İşte bu üslûbun örneklerinden birkaçı:

Halid Bağdâdî'nin, İstanbullu Muhammed Es'ad Efendi'ye gönderdiği ileri sürülen mektubun hemen ilk satırlarında aynen şu ifadeler yer almak­tadır:

«Hakikatın sırrından gâfil bazı kimseler, râbıtayı tarîkatta bir bid'at (yani tarîkata keyfi olarak sonradan ilave edilmiş bir husus) sayıyorlar. Ona, asıl­sız ve gerçek tarafı olmayan bir şeydir, diyorlar. Bilakis o, bizim Yüce Nakşibendî Tarîkatımızın büyük prensiplerinden biridir. Hatta gerçeğe er­mek yolunda -Aziz Kitab'a- (Kur'ân-ı Kerîm'e) ve Hz. Peygamber (s)'in sünnetine tutunduktan sonra, yapışılması gereken sebeplerin en büyükle­rinden biridir. »[5]

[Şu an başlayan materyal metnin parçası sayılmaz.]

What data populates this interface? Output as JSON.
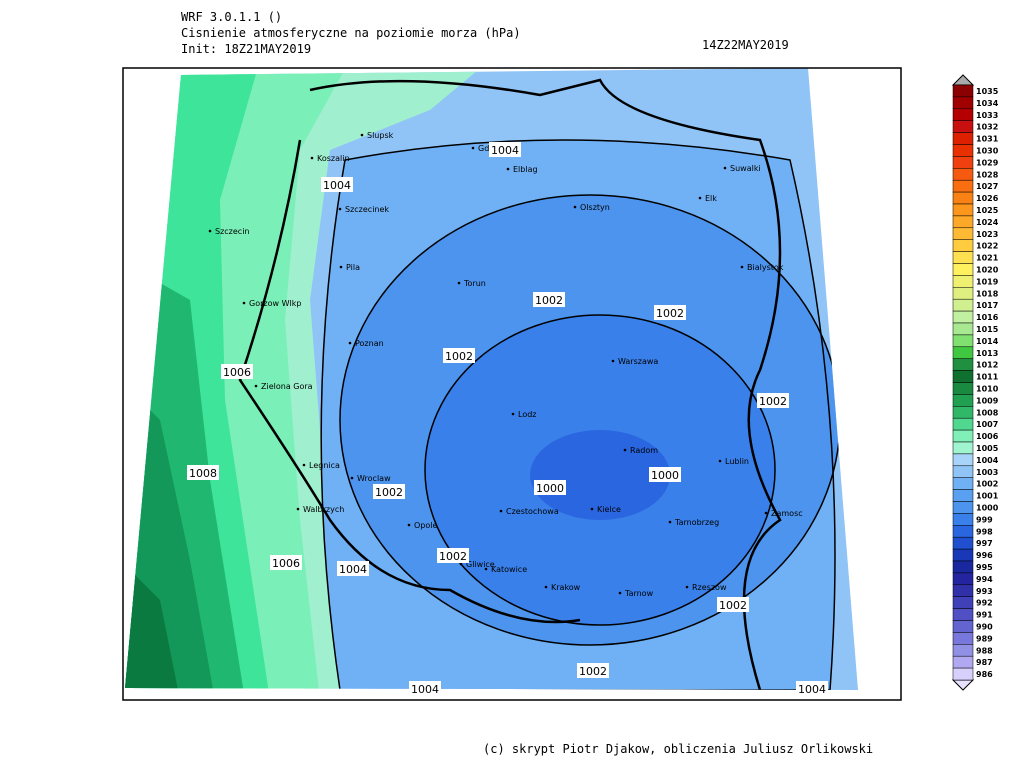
{
  "header": {
    "model": "WRF 3.0.1.1 ()",
    "field": "Cisnienie atmosferyczne na poziomie morza (hPa)",
    "init": "Init: 18Z21MAY2019",
    "valid": "14Z22MAY2019"
  },
  "cities": [
    "Slupsk",
    "Gdansk",
    "Koszalin",
    "Elblag",
    "Suwalki",
    "Olsztyn",
    "Elk",
    "Szczecinek",
    "Szczecin",
    "Pila",
    "Bialystok",
    "Torun",
    "Gorzow Wlkp",
    "Poznan",
    "Warszawa",
    "Zielona Gora",
    "Lodz",
    "Radom",
    "Lublin",
    "Legnica",
    "Wroclaw",
    "Czestochowa",
    "Kielce",
    "Walbrzych",
    "Opole",
    "Tarnobrzeg",
    "Zamosc",
    "Gliwice",
    "Katowice",
    "Krakow",
    "Rzeszow",
    "Tarnow"
  ],
  "contour_labels": [
    "1004",
    "1004",
    "1002",
    "1002",
    "1002",
    "1006",
    "1002",
    "1008",
    "1000",
    "1000",
    "1002",
    "1002",
    "1006",
    "1004",
    "1002",
    "1002",
    "1004",
    "1004"
  ],
  "colorbar": {
    "labels": [
      "1035",
      "1034",
      "1033",
      "1032",
      "1031",
      "1030",
      "1029",
      "1028",
      "1027",
      "1026",
      "1025",
      "1024",
      "1023",
      "1022",
      "1021",
      "1020",
      "1019",
      "1018",
      "1017",
      "1016",
      "1015",
      "1014",
      "1013",
      "1012",
      "1011",
      "1010",
      "1009",
      "1008",
      "1007",
      "1006",
      "1005",
      "1004",
      "1003",
      "1002",
      "1001",
      "1000",
      "999",
      "998",
      "997",
      "996",
      "995",
      "994",
      "993",
      "992",
      "991",
      "990",
      "989",
      "988",
      "987",
      "986"
    ]
  },
  "footer": "(c) skrypt Piotr Djakow, obliczenia Juliusz Orlikowski"
}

Halid Bağdâdî'nin mürîdlerinden Mustafa Fevzi de bu konuda şey­hini izleyerek râbıta aleyhdarlarını aşağıdaki beyitlerde şöyle kötülemekte­dir:

«Bazı câhiller edermiş qıyl-ü qâl,

Herze gûyân-u şerîr-u bed maqâl ;

Za'mederlermiş ki gûya râbıta,

Küfrimiş, mezmûm imiş hem vâsıta,

Şeyhe eylermiş perestiş salikîn,

Eylemişler ihtirâ' bir başka dîn,

Sümme hâşa, Sümme hâşa yâ kerîm,

Bu söze estağfirullah'el azıym. »[6]

 

Keza  Halid Bağdâdî'ye ait olduğu söylenen Risâle-i Hâlidiyye'de, Hz. Ebubekr'in tuvalette bulunurken Hz. Peygamber (s)'i düşünmekten rahatsız olduğu ve bunu kendisine anlattığı nakledilmekte, bunun da râbıtaya bir kanıt olduğu ileri sürülürken sözde esas amacın, zihinde canlandırılan kimsenin bizzat kendisi olmadığı, bilakis onun bir araç olduğu ifade edil­mekte ve nihâyet: «Münkirler, emreyn beynini fark ve temyizden kasırlardır.» (yani: İnkar edenler, bu iki şey arasındaki farkı algılayabilecek basiret ve anlayıştan yoksundurlar.) diyerek râbıtayı kabul etmeyenler bu suretle aşağılanmak­tadır.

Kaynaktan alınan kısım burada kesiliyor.